Oorsprong

De Schwarzwälder Fuchs is een koudbloed paardenras dat afkomstig is uit het het zuidelijke gedeelte van het Duitse Zwarte Woud en wordt gebruikt in de bos- en landbouw. Door de compacte bouw en veel kracht is het ras hiervoor zeer geschikt. Over de exacte oorsprong is niet veel bekend, behalve dat al in de Middeleeuwen in de kloosters van St. Märgen, St. Peter en St. Blasien paarden van dit type werden gefokt. In 1400 wordt voor het eerst in een vee-register vermeld dat boeren gebruik maken van paarden, vooral om zelf op te rijden – het werk op het land werd nog meestal door ossen gedaan. De boeren kopen de paarden van officieren uit het leger, of vinden ze in de omgeving, losgelaten door gedeserteerde soldaten. Ook zijn er buitgemaakte paarden, die worden verhandeld. In die tijd woedde een lange oorlog. De oorsprong van het Schwarzwälder ras is terug te leiden naar al deze verschillende paarden.

Doorzettingsvermogen

Rond 1800 wordt voor het eerst structureel gefokt, met hengsten waaraan hoge eisen worden gesteld. Doorzettingsvermogen, hardheid en prestatievermogen zijn de belangrijkste kenmerken.
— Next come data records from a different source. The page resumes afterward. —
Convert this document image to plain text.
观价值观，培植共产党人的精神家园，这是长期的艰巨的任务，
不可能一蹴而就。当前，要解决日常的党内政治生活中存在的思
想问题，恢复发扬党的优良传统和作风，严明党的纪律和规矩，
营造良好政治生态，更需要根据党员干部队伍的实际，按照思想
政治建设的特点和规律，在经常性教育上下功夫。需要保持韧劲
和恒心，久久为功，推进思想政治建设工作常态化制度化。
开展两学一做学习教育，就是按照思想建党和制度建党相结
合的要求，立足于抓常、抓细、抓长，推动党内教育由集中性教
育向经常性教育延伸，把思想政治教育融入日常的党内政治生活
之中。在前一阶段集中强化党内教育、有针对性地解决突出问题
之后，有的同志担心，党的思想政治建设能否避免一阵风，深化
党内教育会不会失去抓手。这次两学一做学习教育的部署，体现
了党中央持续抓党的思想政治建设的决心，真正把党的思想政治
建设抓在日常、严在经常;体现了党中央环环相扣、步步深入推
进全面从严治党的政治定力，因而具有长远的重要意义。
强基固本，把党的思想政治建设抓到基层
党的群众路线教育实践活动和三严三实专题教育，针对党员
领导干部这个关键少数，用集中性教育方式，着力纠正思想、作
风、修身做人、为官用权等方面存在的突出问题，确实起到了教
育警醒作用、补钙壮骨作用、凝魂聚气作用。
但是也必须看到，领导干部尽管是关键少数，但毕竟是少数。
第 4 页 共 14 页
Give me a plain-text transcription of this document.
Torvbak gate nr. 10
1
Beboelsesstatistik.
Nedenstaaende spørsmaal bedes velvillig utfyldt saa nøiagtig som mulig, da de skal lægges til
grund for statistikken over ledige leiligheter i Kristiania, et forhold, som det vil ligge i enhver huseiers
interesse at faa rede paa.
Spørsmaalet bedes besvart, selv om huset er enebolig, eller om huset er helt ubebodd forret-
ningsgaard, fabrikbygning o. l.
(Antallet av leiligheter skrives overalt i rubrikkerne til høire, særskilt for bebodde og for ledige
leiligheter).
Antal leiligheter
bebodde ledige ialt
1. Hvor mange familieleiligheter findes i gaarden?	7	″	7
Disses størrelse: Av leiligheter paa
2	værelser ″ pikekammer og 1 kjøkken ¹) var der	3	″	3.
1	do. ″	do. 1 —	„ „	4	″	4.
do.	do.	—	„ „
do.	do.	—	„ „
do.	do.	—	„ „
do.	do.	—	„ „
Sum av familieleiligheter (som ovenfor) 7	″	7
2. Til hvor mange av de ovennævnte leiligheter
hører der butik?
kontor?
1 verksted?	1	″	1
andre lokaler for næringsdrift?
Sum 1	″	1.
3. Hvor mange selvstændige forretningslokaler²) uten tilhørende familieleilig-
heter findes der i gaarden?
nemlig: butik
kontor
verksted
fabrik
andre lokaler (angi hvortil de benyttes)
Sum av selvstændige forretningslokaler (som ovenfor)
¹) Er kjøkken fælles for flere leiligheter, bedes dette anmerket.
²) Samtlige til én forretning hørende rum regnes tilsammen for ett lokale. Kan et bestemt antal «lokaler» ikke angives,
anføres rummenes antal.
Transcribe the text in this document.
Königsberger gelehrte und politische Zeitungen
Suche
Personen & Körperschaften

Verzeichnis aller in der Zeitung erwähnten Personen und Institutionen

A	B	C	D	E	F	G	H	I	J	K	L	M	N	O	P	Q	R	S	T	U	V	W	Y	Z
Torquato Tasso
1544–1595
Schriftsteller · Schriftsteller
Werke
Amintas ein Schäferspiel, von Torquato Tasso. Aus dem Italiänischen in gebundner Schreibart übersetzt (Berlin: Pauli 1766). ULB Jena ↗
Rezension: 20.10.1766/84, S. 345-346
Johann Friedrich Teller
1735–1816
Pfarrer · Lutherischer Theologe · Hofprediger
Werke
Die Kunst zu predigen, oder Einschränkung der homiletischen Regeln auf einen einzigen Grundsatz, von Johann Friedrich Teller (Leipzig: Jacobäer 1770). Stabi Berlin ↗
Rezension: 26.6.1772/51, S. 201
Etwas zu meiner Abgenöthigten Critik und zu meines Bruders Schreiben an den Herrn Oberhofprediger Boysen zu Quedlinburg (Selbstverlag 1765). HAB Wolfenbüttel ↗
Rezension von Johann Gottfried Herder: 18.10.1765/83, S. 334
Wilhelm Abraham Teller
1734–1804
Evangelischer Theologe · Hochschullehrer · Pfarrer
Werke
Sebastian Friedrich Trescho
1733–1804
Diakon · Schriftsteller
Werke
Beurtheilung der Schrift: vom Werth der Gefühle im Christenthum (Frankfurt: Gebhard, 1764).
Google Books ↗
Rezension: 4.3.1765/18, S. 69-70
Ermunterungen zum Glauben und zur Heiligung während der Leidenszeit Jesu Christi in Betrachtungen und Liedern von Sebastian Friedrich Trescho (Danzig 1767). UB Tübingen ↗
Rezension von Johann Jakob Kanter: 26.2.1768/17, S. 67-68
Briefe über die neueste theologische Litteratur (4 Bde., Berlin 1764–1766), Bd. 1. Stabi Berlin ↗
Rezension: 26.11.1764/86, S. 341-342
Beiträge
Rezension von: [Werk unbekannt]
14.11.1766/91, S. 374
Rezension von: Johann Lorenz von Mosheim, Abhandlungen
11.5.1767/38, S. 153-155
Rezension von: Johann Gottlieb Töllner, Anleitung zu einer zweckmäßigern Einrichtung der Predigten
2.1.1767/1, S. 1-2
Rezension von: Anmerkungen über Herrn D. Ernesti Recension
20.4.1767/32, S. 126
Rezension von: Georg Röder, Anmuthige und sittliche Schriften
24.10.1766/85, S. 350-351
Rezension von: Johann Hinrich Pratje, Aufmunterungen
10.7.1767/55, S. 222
Dit innerlijk is in het begin belangrijker dan het uiterlijk, maar de kleuren fuchs en dunkelfuchs zjjn al wel het meest begeerd. De boeren uit die tijd prijzen de eigenschappen van het ras al: het zijn hardwerkende, slimme, langlevende, gezonde paarden die ieder jaar een veulen krijgen. De paarden worden in vier- en zesspan ingezet om vracht te vervoeren, en bij het fokken wordt hiermee rekening gehouden. In 1896 wordt de fokkerij met de komst van het officieel stamboek Verband der Schwarzwälder Pferdezuchtgenossenschaft georganiseerd. Een poging in de volgende jaren om het ras te vermengen met Belgische trekpaarden mislukt door verzet van verschillende fokkers en boeren, die het ras willen bewaren.

Eeuwwisseling

In 1900 zijn er vier goedgekeurde hengsten beschikbaar in St. Märgen. Om inteelt te voorkomen werd in 1901 de Ardenner hengst Marquis geïntroduceerd, als tegenhanger van de Belgische trekpaarden. Het aantal paarden neemt dan snel toe, maar de twee wereldoorlogen hebben grote invloed op de fokkerij. Tijdens de eerste wereldoorlog worden veel Schwarzwälder ingezet. Het ras heeft het zwaar, maar overleeft ternauwernood.

Tegenwoordig

Tegenwoordig is het paard beschermd onderdeel van het cultuurgoed van het Schwarzwald, waar zich ook de meeste fokkers bevinden. Die bescherming is nodig: na de Tweede Wereldoorlog zijn er nog 1200 geregistreerde merries, maar dat aantal neemt sindsdien sterk af. Dat komt met name door de mechanisatie van de landbouw, die er voor zorgt dat de Schwarzwälder met uitsterven bedreigt wordt. In de jaren zeventig zijn er nog slechts 159 merries en 4 goedgekeurde hengsten. De deelstaat Badem-Württemberg heeft inmiddels de fokkerij gereguleerd en allerlei maatregelen getroffen om het ras the bewaren, met als gevolg dat er nu rond de 700 merries zijn opgenomen in het stamboek – en dat aantal weer licht stijgt. In Hengstenstamboek I, het stamboek waarin de beste hengsten staan, komen nu rond de 30 hengsten uit zes verschillende lijnen voor. De Schwarzwälder staat nog steeds op de lijst van bedreigde huisdierrassen.